What is the Apriori algorithm method
The Apriori algorithm takes a bottom-up iterative approach to uncovering the frequent itemsets by first determining all the possible items (or 1-itemsets, for example {bread}, {eggs}, {milk}, …) and then identifying which among them are frequent. Assuming the minimum support threshold (or the minimum support criterion) is set at 0.5, the algorithm identifies and retains those itemsets that appear in at least 50% of all transactions and discards the itemsets that have a support less than 0.5 (appear in fewer than 50% of the transactions). It then repeats this with the 2-itemsets
In Association Rules what is Support
Support (X => Y) =
( Number of transactions with both X and Y ) /
The total number of transactions
Support is an indication of how frequently the itemset appears in the dataset - this is just the probability of that combination appearing!
In Association Rules what is Confidence
Confidence (X => Y) =
( Number of transactions with both X and Y ) /
The total number of transactions containing X
Confidence is an indication of how often the rule has been found to be true
In Association Rules what is Lift
Lift (X => Y) =
(Support (X and Y)) /
((Support of X)*(Support of Y))
Lift (X => Y) =
P(X,Y)/((P(X)*P(Y))
Lift indicates how likely Y itemset is to be picked along with itemset X than by itself expressed as a ratio
It is a multiplier of the normal chance
(Support of X) * (Support of Y) is the assumption that if these were entirely independent then the probability of getting this result is the P(X) x P(Y) like dice rolls
In Association Rules what is Leverage
Leverage (X => Y) =
(Support (X and Y)) - ((Support of X)*(Support of Y))
Leverage (X=>Y) =
P(X,Y)-(P(X)*P(Y))
Leverage indicates how likely Y itemset is to be picked along with itemset X than by itself expressed as a difference
(Support of X) * (Support of Y) is the assumption that if these were entirely independent then the probability of getting this result is the P(X) x P(Y) like dice rolls
Explain the benefit of know Lift
If X occurred independently from Y then Lift = 1. When two events are independent of each other no rule can be drawn involving those two events.

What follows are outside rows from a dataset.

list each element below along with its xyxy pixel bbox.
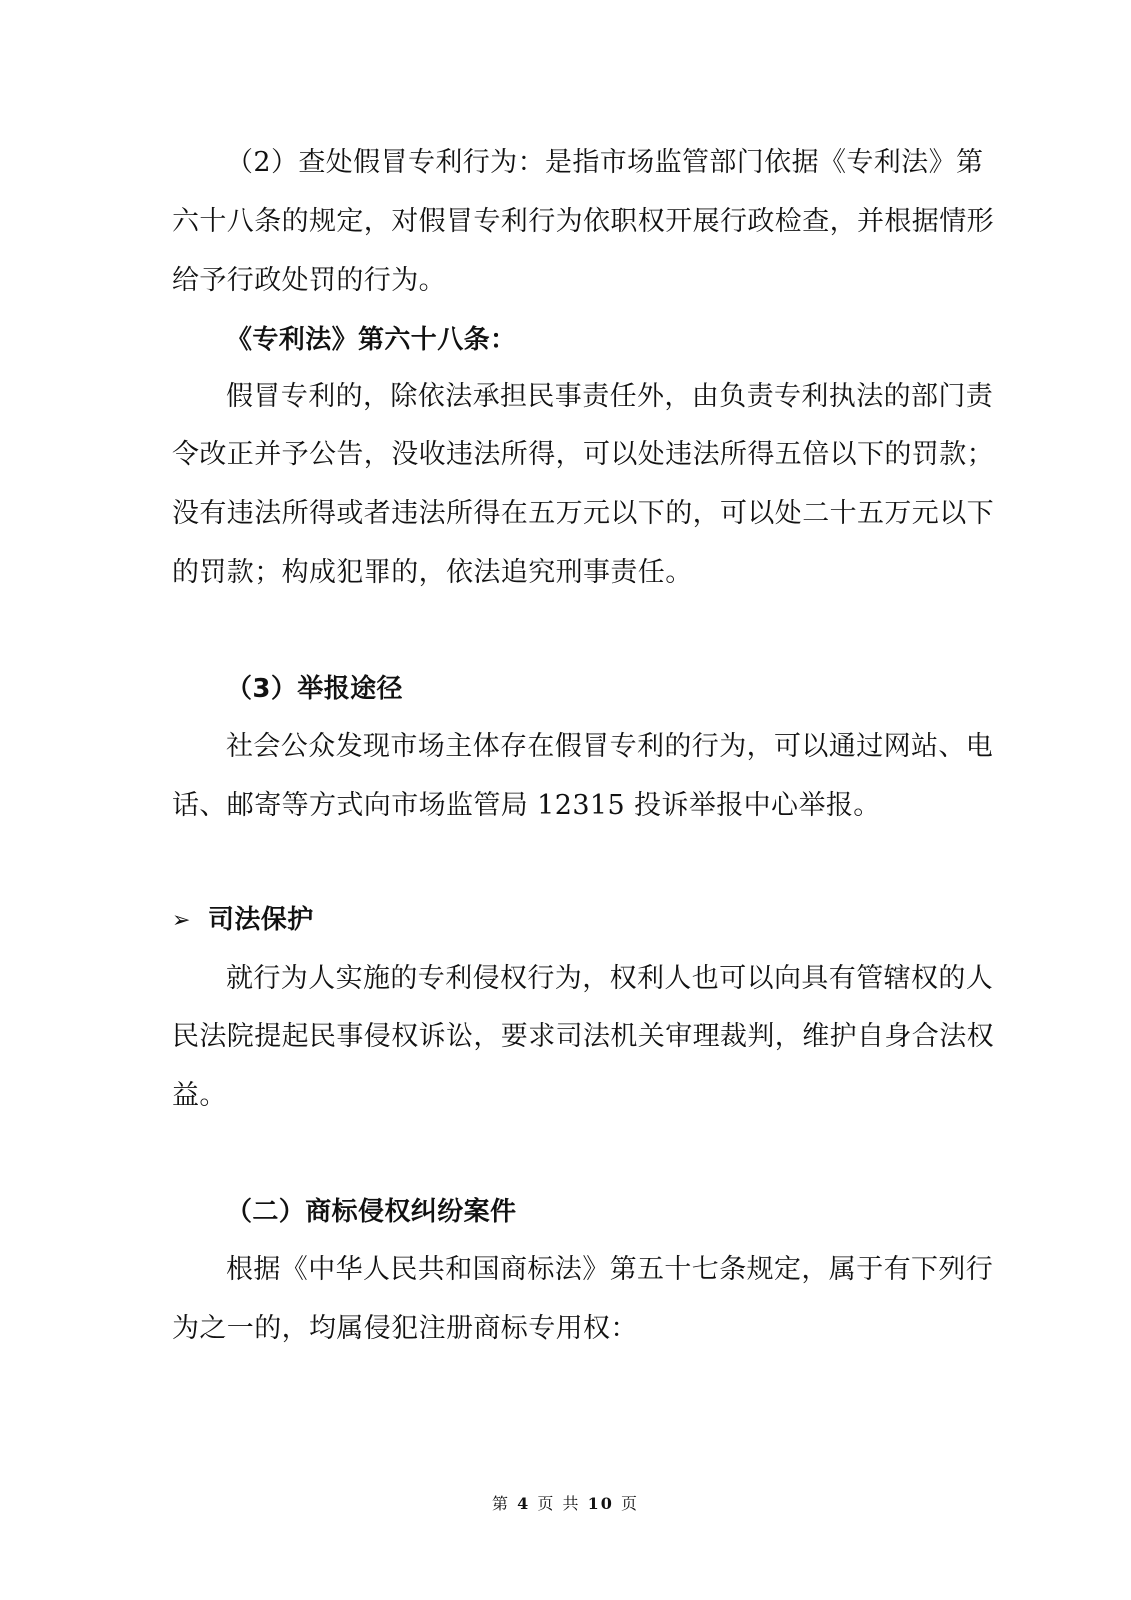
paragraph-line: 没有违法所得或者违法所得在五万元以下的，可以处二十五万元以下 bbox=[172, 498, 994, 529]
paragraph-line: 为之一的，均属侵犯注册商标专用权： bbox=[172, 1313, 638, 1344]
section-heading: 司法保护 bbox=[208, 905, 314, 935]
paragraph-line: 话、邮寄等方式向市场监管局 12315 投诉举报中心举报。 bbox=[172, 790, 881, 821]
footer-label-of: 页 共 bbox=[537, 1494, 581, 1513]
page-footer bbox=[0, 1494, 1131, 1514]
paragraph-line: （2）查处假冒专利行为：是指市场监管部门依据《专利法》第 bbox=[226, 147, 984, 178]
footer-label-end: 页 bbox=[620, 1494, 639, 1513]
paragraph-line: 的罚款；构成犯罪的，依法追究刑事责任。 bbox=[172, 557, 693, 588]
paragraph-line: 就行为人实施的专利侵权行为，权利人也可以向具有管辖权的人 bbox=[226, 963, 994, 994]
total-page-count: 10 bbox=[587, 1494, 614, 1513]
paragraph-line: 益。 bbox=[172, 1080, 227, 1111]
paragraph-line: 令改正并予公告，没收违法所得，可以处违法所得五倍以下的罚款； bbox=[172, 439, 994, 470]
current-page-number: 4 bbox=[517, 1494, 531, 1513]
arrow-bullet-icon: ➢ bbox=[172, 908, 191, 933]
paragraph-line: 民法院提起民事侵权诉讼，要求司法机关审理裁判，维护自身合法权 bbox=[172, 1021, 994, 1052]
footer-label-page: 第 bbox=[492, 1494, 511, 1513]
paragraph-line: 六十八条的规定，对假冒专利行为依职权开展行政检查，并根据情形 bbox=[172, 206, 994, 237]
section-heading: （二）商标侵权纠纷案件 bbox=[226, 1197, 517, 1227]
section-heading: （3）举报途径 bbox=[226, 674, 403, 704]
paragraph-line: 假冒专利的，除依法承担民事责任外，由负责专利执法的部门责 bbox=[226, 381, 994, 412]
section-heading: 《专利法》第六十八条： bbox=[226, 325, 517, 355]
paragraph-line: 根据《中华人民共和国商标法》第五十七条规定，属于有下列行 bbox=[226, 1254, 994, 1285]
paragraph-line: 给予行政处罚的行为。 bbox=[172, 265, 446, 296]
paragraph-line: 社会公众发现市场主体存在假冒专利的行为，可以通过网站、电 bbox=[226, 731, 994, 762]
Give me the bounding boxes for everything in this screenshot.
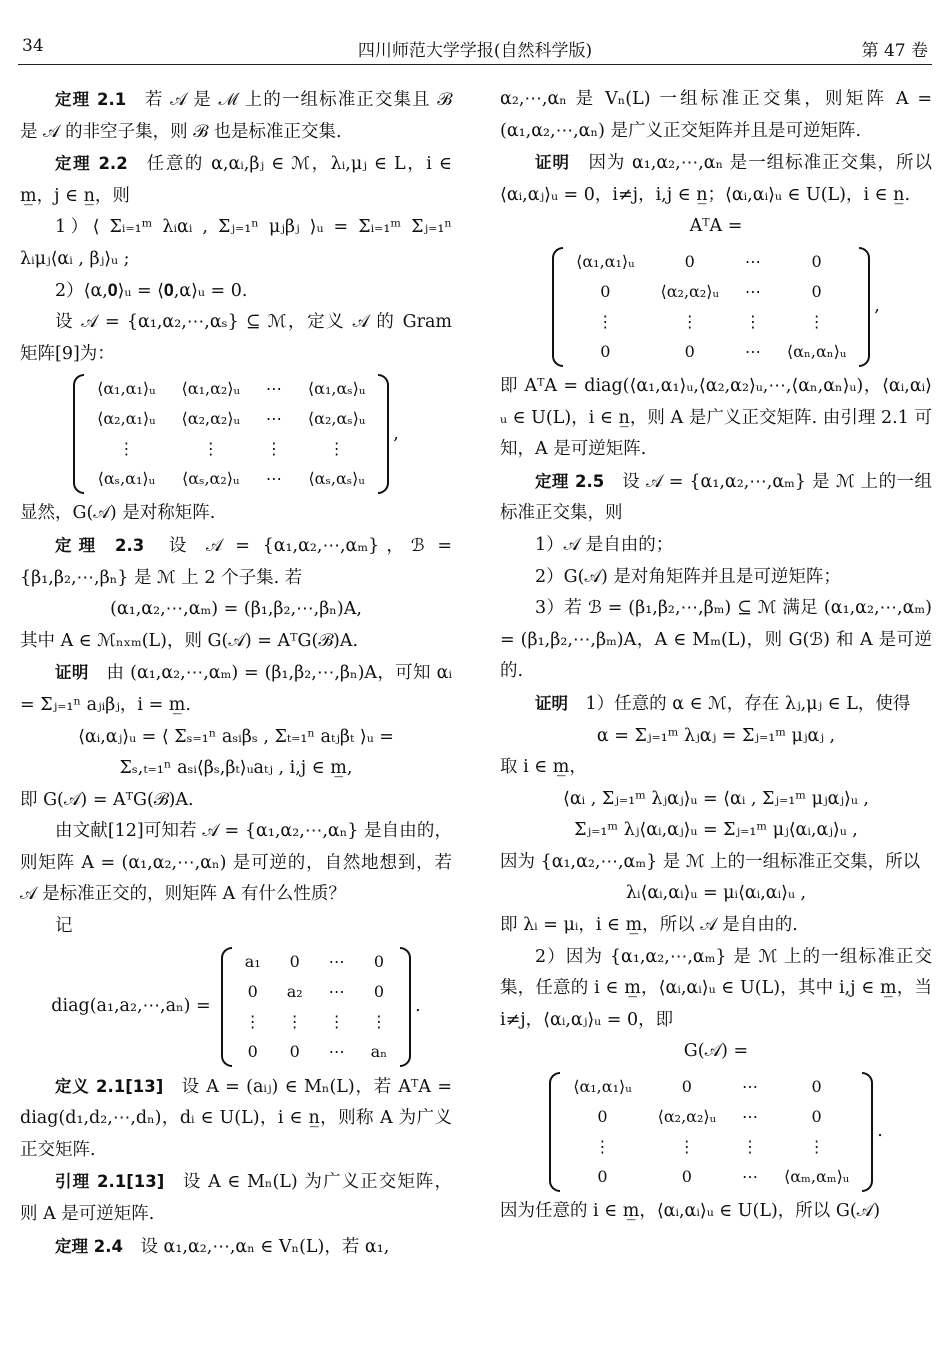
matrix-row xyxy=(232,947,400,977)
page-header xyxy=(0,28,950,68)
paragraph-text: 2）因为 {α₁,α₂,⋯,αₘ} 是 ℳ 上的一组标准正交集，任意的 i ∈ m̲，⟨αᵢ,αᵢ⟩ᵤ ∈ U(L)，其中 i,j ∈ m̲，当 i≠j，⟨αᵢ,αⱼ⟩ᵤ = 0，即 xyxy=(500,946,932,1030)
matrix-cell: ⋯ xyxy=(265,469,282,489)
matrix-cell: ⟨α₂,α₁⟩ᵤ xyxy=(97,409,156,429)
paragraph-text: 设 α₁,α₂,⋯,αₙ ∈ Vₙ(L)，若 α₁, xyxy=(140,1236,390,1257)
matrix-cell: ⋮ xyxy=(328,439,345,459)
matrix-cell: ⋯ xyxy=(744,341,761,361)
block-label: 定义 2.1[13] xyxy=(55,1076,164,1096)
block-label: 证明 xyxy=(535,153,570,173)
paragraph-text: 即 λᵢ = μᵢ，i ∈ m̲，所以 𝒜 是自由的. xyxy=(500,915,798,936)
matrix-cell: 0 xyxy=(289,951,300,971)
block-label: 证明 xyxy=(55,663,89,683)
matrix-cell: 0 xyxy=(597,1107,608,1127)
paragraph xyxy=(500,593,932,688)
matrix-table xyxy=(84,374,378,494)
paragraph-text: 设 𝒜 = {α₁,α₂,⋯,αₘ}，ℬ = {β₁,β₂,⋯,βₙ} 是 ℳ 上 2 个子集. 若 xyxy=(20,535,452,588)
matrix-left-bracket xyxy=(221,947,232,1067)
paragraph xyxy=(20,212,452,275)
paragraph xyxy=(20,276,452,308)
equation: Σₛ,ₜ₌₁ⁿ aₛᵢ⟨βₛ,βₜ⟩ᵤaₜⱼ , i,j ∈ m̲, xyxy=(119,758,353,779)
paragraph-text: 记 xyxy=(55,916,73,937)
matrix-cell: 0 xyxy=(681,1167,692,1187)
paragraph-text: 设 A ∈ Mₙ(L) 为广义正交矩阵，则 A 是可逆矩阵. xyxy=(20,1172,452,1225)
matrix-cell: ⋮ xyxy=(328,1011,345,1031)
matrix-cell: ⋮ xyxy=(594,1137,611,1157)
paragraph xyxy=(20,911,452,943)
matrix-cell: 0 xyxy=(597,1167,608,1187)
theorem-paragraph xyxy=(500,688,932,721)
matrix-cell: ⟨α₂,α₂⟩ᵤ xyxy=(181,409,240,429)
matrix-cell: ⋮ xyxy=(678,1137,695,1157)
matrix-row xyxy=(232,1007,400,1037)
matrix-cell: ⋮ xyxy=(744,311,761,331)
equation: (α₁,α₂,⋯,αₘ) = (β₁,β₂,⋯,βₙ)A, xyxy=(110,599,362,620)
matrix-cell: ⋮ xyxy=(265,439,282,459)
paragraph xyxy=(20,307,452,370)
equation: AᵀA = xyxy=(689,216,743,237)
equation: G(𝒜) = xyxy=(683,1041,749,1062)
block-label: 定理 2.2 xyxy=(55,154,128,174)
paragraph-text: 显然，G(𝒜) 是对称矩阵. xyxy=(20,503,216,524)
paragraph-text: 设 𝒜 = {α₁,α₂,⋯,αₘ} 是 ℳ 上的一组标准正交集，则 xyxy=(500,471,932,524)
matrix-cell: ⋯ xyxy=(265,409,282,429)
matrix-cell: 0 xyxy=(681,1077,692,1097)
matrix-table xyxy=(232,947,400,1067)
matrix-cell: 0 xyxy=(811,1107,822,1127)
paragraph xyxy=(500,910,932,942)
matrix-cell: 0 xyxy=(684,341,695,361)
matrix-row xyxy=(560,1102,862,1132)
matrix-row xyxy=(84,464,378,494)
matrix-cell: ⋯ xyxy=(742,1107,758,1127)
theorem-paragraph xyxy=(20,148,452,212)
matrix-table xyxy=(563,247,859,367)
paragraph-text: 由 (α₁,α₂,⋯,αₘ) = (β₁,β₂,⋯,βₙ)A，可知 αᵢ = Σⱼ₌₁ⁿ aⱼᵢβⱼ，i = m̲. xyxy=(20,663,452,715)
matrix-cell: aₙ xyxy=(370,1041,388,1061)
matrix-row xyxy=(560,1072,862,1102)
equation: α = Σⱼ₌₁ᵐ λⱼαⱼ = Σⱼ₌₁ᵐ μⱼαⱼ , xyxy=(596,725,836,746)
paragraph-text: 任意的 α,αᵢ,βⱼ ∈ ℳ，λᵢ,μⱼ ∈ L，i ∈ m̲，j ∈ n̲，则 xyxy=(20,154,452,206)
matrix-cell: ⟨α₁,α₁⟩ᵤ xyxy=(576,251,635,271)
matrix-cell: ⋮ xyxy=(118,439,135,459)
paragraph-text: 由文献[12]可知若 𝒜 = {α₁,α₂,⋯,αₙ} 是自由的，则矩阵 A = (α₁,α₂,⋯,αₙ) 是可逆的，自然地想到，若 𝒜 是标准正交的，则矩阵 A 有什么性质？ xyxy=(20,821,452,905)
paragraph-text: α₂,⋯,αₙ 是 Vₙ(L) 一组标准正交集，则矩阵 A = (α₁,α₂,⋯,αₙ) 是广义正交矩阵并且是可逆矩阵. xyxy=(500,89,932,141)
matrix-row xyxy=(563,307,859,337)
matrix-cell: 0 xyxy=(289,1041,300,1061)
matrix-cell: 0 xyxy=(247,1041,258,1061)
equation: λᵢ⟨αᵢ,αᵢ⟩ᵤ = μᵢ⟨αᵢ,αᵢ⟩ᵤ , xyxy=(625,883,807,904)
matrix-cell: 0 xyxy=(373,981,384,1001)
matrix-cell: ⋮ xyxy=(244,1011,261,1031)
equation: Σⱼ₌₁ᵐ λⱼ⟨αᵢ,αⱼ⟩ᵤ = Σⱼ₌₁ᵐ μⱼ⟨αᵢ,αⱼ⟩ᵤ , xyxy=(574,820,858,841)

If Lift >1, (greater than 1) that lets us know the degree to which two occurrences are dependent on one anotherand makes those rules potentially useful for predicting the consequent in future data sets.
If Lift >1 (less than 1) suggests a negative association – where purchasing one item reduces the probability of buying the other.
Note that is the lift is zero, then they are exclusive, buying one means not buying the other.
The first iteration of the Apriori algorithm does what
Looks at the support of the itemsets which contain only one item, given support is X=>Y/all transations, and we are looking at X in isolation, the first calculation of support is just X/All hence the % of instances. So say the support needs to be at least 2% means that only items that appear in a frequency of at least 2% will be taken to the next level. The rest are “pruned”.
What is the syntax in R for applying the Apriori association algorithm
itemsets = apriori ( Groceries, parameter=list (minlen=1, maxlen=1, support=0.02, target=”frequent itemsets”)
What happens in the lead into step two of applying the Apriori association algorithm in R
All of the items that survived the first round are now joined into combos ie. 1, 3, 7 were considered frequent (had a great enough support) so combos 13, 17 & 37 will now be assessed.